Once Prohibition ended, the power to regulate alcohol went into the hands of the individual states. This has led to an amalgam of varied laws across the country regarding how we can and cannot transport alcohol.
Even something as common as throwing a six-pack or two into your RV and taking off down the road is complicated by a sprawling array of laws. Let’s look at how alcohol laws work and whether you can carry beer across state lines.
Is It Illegal to Travel with Beer in My Vehicle If It’s Unopened?
No, it’s not illegal to travel with unopened containers of beer in your vehicle. Whether you’re in an RV or a typical passenger vehicle, you can travel with sealed containers of beer.
It’s the same as purchasing a six-pack at the grocery store and driving home with it in your car’s back seat. It’s good practice to keep even sealed containers of alcohol out of the driver’s area of the vehicle and stowed away as safely as possible.
Is It Illegal to Travel with Beer in My Vehicle If It’s Open?
Every state in the country has its own laws regarding the legality of open beer containers or other alcoholic beverages. Most state laws say there should not be an open container of alcohol in any area of a vehicle where the driver or passengers have access.
When it comes to motor homes, many states allow for open containers stored in the living quarters. Several states allow for consumption by passengers in a moving vehicle for hire, such as a limousine or party bus.
A handful of states – such as Connecticut, Mississippi, and West Virginia – don’t regulate passenger consumption. In fact, Mississippi doesn’t even regulate driver consumption as long as the driver remains under the legal blood alcohol threshold.
Can I Carry Beer Across State Lines?
It’s legal to transport beer and other alcohol across state lines, as long as it’s for personal consumption. There are still a few dry counties across the country, but if you’re just driving through, it’s not usually going to be a problem. There are, however, a couple of caveats to this statement, which we’ll address soon.
How Much Alcohol Can I Carry Across State Lines?
As with open container statutes, the laws regarding how much alcohol you can transport from one state to another varies by state.
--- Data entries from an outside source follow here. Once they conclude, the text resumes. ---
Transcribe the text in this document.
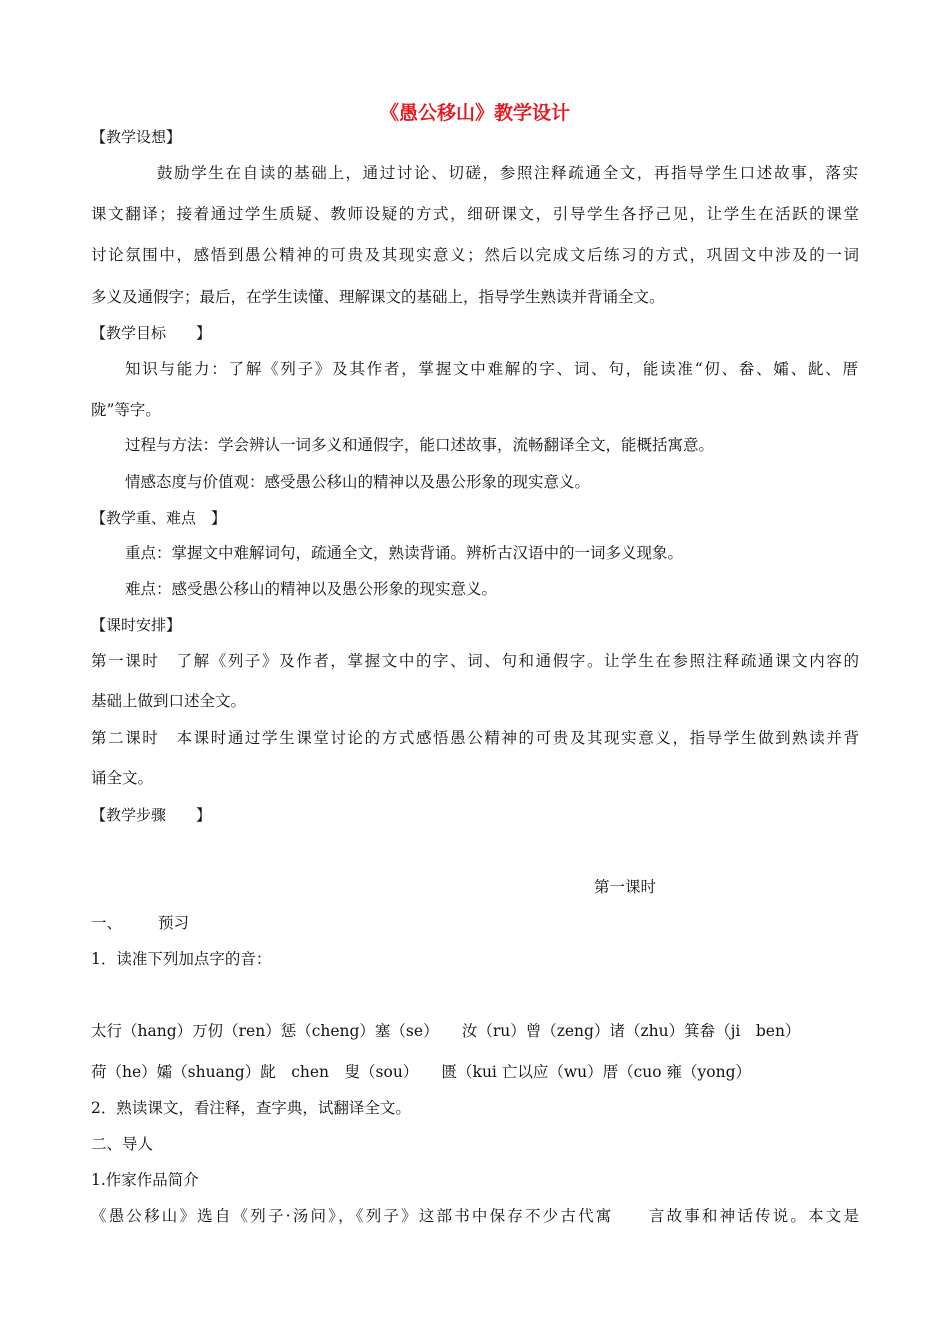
《愚公移山》教学设计
【教学设想】
鼓励学生在自读的基础上，通过讨论、切磋，参照注释疏通全文，再指导学生口述故事，落实
课文翻译；接着通过学生质疑、教师设疑的方式，细研课文，引导学生各抒己见，让学生在活跃的课堂
讨论氛围中，感悟到愚公精神的可贵及其现实意义；然后以完成文后练习的方式，巩固文中涉及的一词
多义及通假字；最后，在学生读懂、理解课文的基础上，指导学生熟读并背诵全文。
【教学目标　　】
知识与能力：了解《列子》及其作者，掌握文中难解的字、词、句，能读准“仞、畚、孀、龀、厝
陇”等字。
过程与方法：学会辨认一词多义和通假字，能口述故事，流畅翻译全文，能概括寓意。
情感态度与价值观：感受愚公移山的精神以及愚公形象的现实意义。
【教学重、难点　】
重点：掌握文中难解词句，疏通全文，熟读背诵。辨析古汉语中的一词多义现象。
难点：感受愚公移山的精神以及愚公形象的现实意义。
【课时安排】
第一课时　了解《列子》及作者，掌握文中的字、词、句和通假字。让学生在参照注释疏通课文内容的
基础上做到口述全文。
第二课时　本课时通过学生课堂讨论的方式感悟愚公精神的可贵及其现实意义，指导学生做到熟读并背
诵全文。
【教学步骤　　】
第一课时
一、 预习
1．读准下列加点字的音：
太行（hang）万仞（ren）惩（cheng）塞（se）　　汝（ru）曾（zeng）诸（zhu）箕畚（ji　ben）
荷（he）孀（shuang）龀　chen　叟（sou）　　匮（kui 亡以应（wu）厝（cuo 雍（yong）
2．熟读课文，看注释，查字典，试翻译全文。
二、导人
1.作家作品简介
《愚公移山》选自《列子·汤问》，《列子》这部书中保存不少古代寓　　言故事和神话传说。本文是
In Oregon, the limit is two cases of beer.
If you’re driving into California, the limit is 60 liters or about five cases. If you’re traveling with a substantial amount of alcohol, it would be worth checking into the laws of specific states that you intend to enter.
Which States Forbid the Transportation of Alcohol Across State Lines?
It’s not illegal to transport alcohol for personal consumption across state lines anywhere in the U.S. However, laws still vary state by state, and there are a few restrictions when transporting alcohol across certain state lines.
For example, Ohio law states that you must have a permit to transport alcohol in the state. In Pennsylvania, you must pay a tax to the Pennsylvania Liquor Control Board (PLCB) on any alcohol brought into the state, even for personal consumption.
Traveler’s Tip: Now you know traveling with a six pack over state lines won’t land you with a fine, but are you familiar with this move over law that could?
Are There Consequences for Carrying Beer into States That Forbid It?
It sounds a little crazy that you’d have to get a permit to bring alcohol into Ohio or that you would have to go to the PLCB in Pennsylvania and pay tax on your alcohol. However, if you take the risk, there could be consequences.
If you’re caught without a permit in Ohio, you could get a citation. Authorities may confiscate the alcohol and hit you with other penalties as well. In Pennsylvania, anyone who brings alcohol in from out-of-state and doesn’t arrange to pay the taxes due with the PLCB could face a fine per container of alcohol, as well as confiscation of the alcohol.
Can I Ship Alcohol to Another State?
It’s illegal for individuals to ship alcohol to another state. Shipping services allow licensed shipping of alcohol, but this doesn’t apply to individual consumers. The United States Postal Service prohibits all shipments of alcohol, whether it be domestically or internationally.
UPS and FedEx allow licensed alcohol shippers to send alcohol across state lines. The licensees must follow all of the states’ laws from and to which they’re shipping, as well as other strict guidelines required by UPS and FedEx. But it’s not legal for individual consumers to ship alcohol across state lines via either of these delivery services.
In reality, if you have a small amount of alcohol for personal consumption, you’ll probably be fine in most states. However, you should be aware of the laws where you’re traveling. It’s still a risk that could come with consequences. Have you ever encountered strange liquor laws during your travels?